Improved microgrid resiliency through distributionally robust optimization under a policy-mode framework

TL;DR

This paper introduces a policy-mode framework combined with distributionally robust optimization to enhance microgrid resilience against unpredictable cyber-physical threats, effectively handling sparse historical data and diverse event types.

Contribution

It proposes a novel policy-mode framework integrated with DRO to improve microgrid resilience under uncertain and sparse data conditions.

Findings

Enhanced microgrid resilience demonstrated on IEEE 123-node feeder

Framework effectively manages data sparsity and event unpredictability

Improved operational robustness under cyber-physical threats

Abstract

Critical energy infrastructure are constantly understress due to the ever increasing disruptions caused by wildfires, hurricanes, other weather related extreme events and cyber-attacks.
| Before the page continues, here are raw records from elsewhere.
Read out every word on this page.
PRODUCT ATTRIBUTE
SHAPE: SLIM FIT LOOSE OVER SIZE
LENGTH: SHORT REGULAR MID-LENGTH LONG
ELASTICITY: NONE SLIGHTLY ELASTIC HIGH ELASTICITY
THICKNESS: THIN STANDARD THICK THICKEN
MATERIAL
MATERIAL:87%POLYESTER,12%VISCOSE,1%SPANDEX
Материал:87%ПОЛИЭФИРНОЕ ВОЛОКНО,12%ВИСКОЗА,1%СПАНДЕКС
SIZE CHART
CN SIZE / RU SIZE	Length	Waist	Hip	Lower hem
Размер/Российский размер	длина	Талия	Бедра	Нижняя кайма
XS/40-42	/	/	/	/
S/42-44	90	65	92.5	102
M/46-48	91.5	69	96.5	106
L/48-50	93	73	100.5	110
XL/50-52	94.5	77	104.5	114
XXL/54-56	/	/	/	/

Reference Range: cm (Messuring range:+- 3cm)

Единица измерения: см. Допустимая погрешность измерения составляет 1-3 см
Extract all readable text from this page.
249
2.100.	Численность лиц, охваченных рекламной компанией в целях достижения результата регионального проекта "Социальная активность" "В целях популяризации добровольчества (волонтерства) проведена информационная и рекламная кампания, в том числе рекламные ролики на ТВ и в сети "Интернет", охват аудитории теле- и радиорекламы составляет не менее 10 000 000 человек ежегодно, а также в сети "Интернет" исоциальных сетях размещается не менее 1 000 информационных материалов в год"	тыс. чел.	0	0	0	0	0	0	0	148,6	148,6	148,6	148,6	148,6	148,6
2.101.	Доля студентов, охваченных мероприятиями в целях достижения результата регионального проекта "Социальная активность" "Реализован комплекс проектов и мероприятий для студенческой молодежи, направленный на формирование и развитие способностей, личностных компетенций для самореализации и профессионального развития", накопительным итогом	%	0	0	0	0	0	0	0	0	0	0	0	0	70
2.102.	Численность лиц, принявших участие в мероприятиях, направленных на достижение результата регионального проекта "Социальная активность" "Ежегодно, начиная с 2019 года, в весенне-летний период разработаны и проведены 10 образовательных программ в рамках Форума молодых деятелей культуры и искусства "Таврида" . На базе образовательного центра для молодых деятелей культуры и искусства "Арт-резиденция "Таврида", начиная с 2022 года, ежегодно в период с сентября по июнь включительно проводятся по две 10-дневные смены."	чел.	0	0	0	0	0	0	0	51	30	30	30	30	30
Hence it becomes important to make critical infrastructure resilient to threats from such cyber-physical events. Such events are however hard to predict and numerous in nature and type, making it infeasible to become resilient to all possible cyber-physical event as such an approach would make the system operation overly conservative. Furthermore, distributions of such events are hard to predict and historical data available on such events is sparse. To deal with these issues, we present a policy-mode framework that enumerates and predicts the probability of various cyber-physical events on top of a distributionally robust optimization (DRO) that is robust to the sparsity of the available historical data. The proposed algorithm is illustrated on an islanded microgrid example: a modified IEEE 123-node feeder with distributed energy resources (DERs) and energy storage.